For gaming or viualization or GPU-adopted machine-learning workloads.

Feature codes:
CPU related:
no cpu code := Intel based CPU
a := AMD based CPU
p := ARM based CPU
memory related:
t := tiny amount of memory per core in relation to other VMs in this family
l := less memory per core than other machine series in this family
m := more memory per core than other machine series in this family
storage related:
d := local data disks can be attached
s := capable of accessing azure premium storage accounts

Notes on cloudtrooper blog post on VM size selection:
(link: https://blog.cloudtrooper.net/2020/10/23/which-vm-size-should-i-choose-as-aks-node)
Arguments in favour of larger machines:
Each VM in Azure has a limit on I/O, which is higher for larger nodes.
Amount of data disks that each VM size can hold increases.
They mention the control plane overhead increases for smaller pods, but don't provide any specific numbers or formulas.
They mention Azure CNI plugin.
For large machine sizes you want to increase pod limit, which defaults to 30.
Otherwise you're just throttling your VMs unnecessarily.
This parameter is only configurable during cluster creation.

Arguments in favour of smaller nodes:
Granularity when scaling: the smaller the node, the smoother the scalability curve.
Think of your total resource requests as a function of time.
Your resource capacity will be a step graph that will try to match that function.
And the virtual machine size will be the size of smallest steps you can use.
Node failure blast radius.
If you have a two node cluster and you lose one node, you'll have 50% of your workloads evicted and looking for a node while one is being re-provisioned.
If you have a ten node cluster that number drops to 10%.
Certain resources are provisioned per node, like SNAT ports (although that number is configurable).
Finally, you want to have a certain minimum number of nodes per Availability Zone in some situations. For instance, if you are using disk PVs you want to restrict pods to certain AZs so they don't try to mount disks in a different AZ. (Not clear on this one.)

Their concluding remarks:
Start with 4-core VMs such as Standard_D4s_v4.
Consider larger VMs if:
Your workloads require more I/O performance per node.
You need more than 8 data disks per node.
Your cluster would grow too large (for example 15-20 nodes).
(Why is that too large? They don't explain. Kubernetes documentation states that maximum number of nodes currently supported is 5000 nodes.)

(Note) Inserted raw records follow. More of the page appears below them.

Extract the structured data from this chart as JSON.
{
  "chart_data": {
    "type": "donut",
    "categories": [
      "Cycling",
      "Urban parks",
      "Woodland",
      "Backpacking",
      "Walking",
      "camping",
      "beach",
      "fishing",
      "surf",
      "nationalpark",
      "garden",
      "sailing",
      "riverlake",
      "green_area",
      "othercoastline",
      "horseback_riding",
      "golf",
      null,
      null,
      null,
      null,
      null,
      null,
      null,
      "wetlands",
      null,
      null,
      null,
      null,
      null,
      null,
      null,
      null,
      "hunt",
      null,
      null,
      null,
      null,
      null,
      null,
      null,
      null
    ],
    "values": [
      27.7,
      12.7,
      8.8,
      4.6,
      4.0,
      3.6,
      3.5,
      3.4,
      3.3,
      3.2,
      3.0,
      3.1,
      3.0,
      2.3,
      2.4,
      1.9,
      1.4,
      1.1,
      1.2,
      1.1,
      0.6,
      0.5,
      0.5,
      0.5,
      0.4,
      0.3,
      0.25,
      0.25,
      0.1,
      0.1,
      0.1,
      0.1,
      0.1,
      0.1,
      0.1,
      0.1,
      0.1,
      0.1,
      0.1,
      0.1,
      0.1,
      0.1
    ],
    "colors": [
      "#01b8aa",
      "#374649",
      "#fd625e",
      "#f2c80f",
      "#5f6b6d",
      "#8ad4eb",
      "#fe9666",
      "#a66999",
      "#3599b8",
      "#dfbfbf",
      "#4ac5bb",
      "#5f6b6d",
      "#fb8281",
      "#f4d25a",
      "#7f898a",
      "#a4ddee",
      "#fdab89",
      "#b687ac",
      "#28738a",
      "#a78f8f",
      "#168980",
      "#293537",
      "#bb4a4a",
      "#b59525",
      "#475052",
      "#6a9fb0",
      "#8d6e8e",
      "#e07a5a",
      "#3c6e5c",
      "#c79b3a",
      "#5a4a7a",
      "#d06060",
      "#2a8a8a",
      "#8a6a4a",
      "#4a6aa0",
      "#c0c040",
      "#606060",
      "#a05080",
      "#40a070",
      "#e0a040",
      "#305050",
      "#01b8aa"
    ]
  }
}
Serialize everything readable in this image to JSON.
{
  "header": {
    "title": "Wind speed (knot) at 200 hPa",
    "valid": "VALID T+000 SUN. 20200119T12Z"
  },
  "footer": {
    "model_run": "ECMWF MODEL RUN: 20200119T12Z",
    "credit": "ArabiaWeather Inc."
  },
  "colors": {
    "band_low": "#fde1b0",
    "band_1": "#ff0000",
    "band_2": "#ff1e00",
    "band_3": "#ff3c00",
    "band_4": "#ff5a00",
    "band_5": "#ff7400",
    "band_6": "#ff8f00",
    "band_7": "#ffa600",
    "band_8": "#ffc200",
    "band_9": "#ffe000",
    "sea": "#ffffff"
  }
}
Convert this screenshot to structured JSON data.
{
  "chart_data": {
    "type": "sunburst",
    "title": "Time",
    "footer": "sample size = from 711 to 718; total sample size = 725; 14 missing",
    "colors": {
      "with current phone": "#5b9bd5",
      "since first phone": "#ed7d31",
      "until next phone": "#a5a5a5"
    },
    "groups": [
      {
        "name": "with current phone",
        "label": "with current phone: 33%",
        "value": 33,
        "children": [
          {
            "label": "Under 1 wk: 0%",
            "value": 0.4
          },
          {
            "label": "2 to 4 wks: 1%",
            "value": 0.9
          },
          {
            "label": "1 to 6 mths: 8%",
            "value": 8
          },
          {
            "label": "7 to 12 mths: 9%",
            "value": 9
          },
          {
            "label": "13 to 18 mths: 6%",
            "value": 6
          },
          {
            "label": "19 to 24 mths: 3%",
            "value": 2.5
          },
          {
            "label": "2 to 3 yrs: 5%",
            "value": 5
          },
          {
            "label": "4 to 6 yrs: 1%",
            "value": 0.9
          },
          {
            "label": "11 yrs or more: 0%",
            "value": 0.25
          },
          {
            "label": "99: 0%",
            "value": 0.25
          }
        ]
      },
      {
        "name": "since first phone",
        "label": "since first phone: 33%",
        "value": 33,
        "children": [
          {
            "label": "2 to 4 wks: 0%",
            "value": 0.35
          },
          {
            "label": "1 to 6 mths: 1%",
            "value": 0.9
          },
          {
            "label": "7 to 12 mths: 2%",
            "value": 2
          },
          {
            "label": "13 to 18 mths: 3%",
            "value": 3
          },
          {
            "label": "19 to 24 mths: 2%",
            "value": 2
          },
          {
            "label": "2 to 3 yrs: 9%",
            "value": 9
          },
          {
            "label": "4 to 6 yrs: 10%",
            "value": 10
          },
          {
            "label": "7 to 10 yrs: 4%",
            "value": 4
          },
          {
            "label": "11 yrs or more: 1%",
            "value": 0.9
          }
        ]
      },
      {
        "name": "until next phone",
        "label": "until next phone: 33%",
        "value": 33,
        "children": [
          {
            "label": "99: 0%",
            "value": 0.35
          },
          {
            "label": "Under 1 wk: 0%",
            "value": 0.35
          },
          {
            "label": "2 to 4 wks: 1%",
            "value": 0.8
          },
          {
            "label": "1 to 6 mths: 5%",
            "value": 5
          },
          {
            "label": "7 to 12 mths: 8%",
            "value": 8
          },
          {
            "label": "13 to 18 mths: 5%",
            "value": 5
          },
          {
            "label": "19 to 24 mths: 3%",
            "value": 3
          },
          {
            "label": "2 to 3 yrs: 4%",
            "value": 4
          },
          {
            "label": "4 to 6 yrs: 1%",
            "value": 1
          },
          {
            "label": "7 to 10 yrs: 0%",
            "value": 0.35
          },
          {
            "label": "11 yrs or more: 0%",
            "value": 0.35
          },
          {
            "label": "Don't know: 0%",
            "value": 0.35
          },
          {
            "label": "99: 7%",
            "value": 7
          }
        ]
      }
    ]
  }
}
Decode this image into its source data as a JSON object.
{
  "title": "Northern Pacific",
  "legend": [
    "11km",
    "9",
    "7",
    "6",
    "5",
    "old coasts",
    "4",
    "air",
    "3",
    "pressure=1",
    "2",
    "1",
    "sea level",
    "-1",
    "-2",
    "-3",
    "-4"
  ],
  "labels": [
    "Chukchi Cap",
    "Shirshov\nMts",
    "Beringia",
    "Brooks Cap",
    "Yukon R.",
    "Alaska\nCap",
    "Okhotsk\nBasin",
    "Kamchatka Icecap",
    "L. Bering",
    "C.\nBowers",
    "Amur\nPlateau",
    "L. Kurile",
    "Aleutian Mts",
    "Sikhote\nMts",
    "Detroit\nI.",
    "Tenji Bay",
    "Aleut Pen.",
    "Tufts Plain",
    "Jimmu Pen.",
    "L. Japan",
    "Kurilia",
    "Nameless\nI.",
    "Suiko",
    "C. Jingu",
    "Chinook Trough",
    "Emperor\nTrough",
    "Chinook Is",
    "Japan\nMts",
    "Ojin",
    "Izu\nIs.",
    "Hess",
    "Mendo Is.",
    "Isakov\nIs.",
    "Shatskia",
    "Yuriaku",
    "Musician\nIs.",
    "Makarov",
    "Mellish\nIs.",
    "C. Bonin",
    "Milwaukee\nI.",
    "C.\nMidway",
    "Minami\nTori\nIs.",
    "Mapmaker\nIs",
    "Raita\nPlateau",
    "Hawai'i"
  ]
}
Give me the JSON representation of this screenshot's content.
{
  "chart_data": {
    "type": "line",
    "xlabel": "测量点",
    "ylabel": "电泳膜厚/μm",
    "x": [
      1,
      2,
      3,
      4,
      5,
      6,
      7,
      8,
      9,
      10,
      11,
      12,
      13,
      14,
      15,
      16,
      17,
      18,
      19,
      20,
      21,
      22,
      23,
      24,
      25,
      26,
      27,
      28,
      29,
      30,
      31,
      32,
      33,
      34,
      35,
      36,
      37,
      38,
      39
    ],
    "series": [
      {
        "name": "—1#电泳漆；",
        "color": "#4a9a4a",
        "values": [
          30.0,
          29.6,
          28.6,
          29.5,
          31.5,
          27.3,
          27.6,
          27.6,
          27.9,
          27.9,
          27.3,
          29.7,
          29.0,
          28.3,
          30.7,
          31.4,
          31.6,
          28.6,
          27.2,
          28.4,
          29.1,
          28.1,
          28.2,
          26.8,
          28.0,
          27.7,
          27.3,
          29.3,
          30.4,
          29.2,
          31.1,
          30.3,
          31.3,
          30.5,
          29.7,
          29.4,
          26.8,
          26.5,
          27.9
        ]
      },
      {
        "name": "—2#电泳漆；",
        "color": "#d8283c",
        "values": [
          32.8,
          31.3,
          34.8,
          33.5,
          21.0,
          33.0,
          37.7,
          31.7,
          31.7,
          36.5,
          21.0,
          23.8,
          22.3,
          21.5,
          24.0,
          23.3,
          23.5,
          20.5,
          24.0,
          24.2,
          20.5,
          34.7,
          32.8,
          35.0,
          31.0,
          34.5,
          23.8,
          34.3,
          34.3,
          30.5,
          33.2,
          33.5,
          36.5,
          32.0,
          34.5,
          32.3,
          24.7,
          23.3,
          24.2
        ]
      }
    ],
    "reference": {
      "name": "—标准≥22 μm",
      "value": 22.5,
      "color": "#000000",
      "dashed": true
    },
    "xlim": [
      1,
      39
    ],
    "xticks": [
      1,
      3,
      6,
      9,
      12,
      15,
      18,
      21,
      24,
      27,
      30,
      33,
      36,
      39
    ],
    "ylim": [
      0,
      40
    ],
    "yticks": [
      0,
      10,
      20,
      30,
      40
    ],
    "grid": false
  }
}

Summarize and bring up for Thrusday's Elab

One last piece of info I got from the azure pricing calculator. I was wondering how VM pricing scales with different machine sizes in a given machine family. Here are the pricing tables for the D and E families:

Image

Image

I wanted to see if there is an incentive provided to consolidate workloads on larger machines, but there isn't. The pricing scales linearly with number of CPUs and memory size, so it's just as expensive to rent n VMs with x CPU cores and y GiB of memory each, as it is to rent 1 VM with n * x CPU cores and n * y GiB of memory.

The conclusion, supported by discussion we had during Thursday's elab meeting, is that it makes sense to scale down the VMs used in cloudmainsys and system nodepools to the Standard-D2ds_v5 model, as it should be able to handle the existing workloads no problem.

For the general nodepool, we agreed that it's worth trying the Standard_E4ds_v5 memory optimized model, as it should provide better CPU utilization while having enough memory that the general nodepool will not be scaling up from the existing count of 5 VMs.

I also suggested that we can run existing workloads with updated VM types an simply compare the costs incurred during a given time period, and that will give the most concrete evidence whether or not we're running more appropriate machines.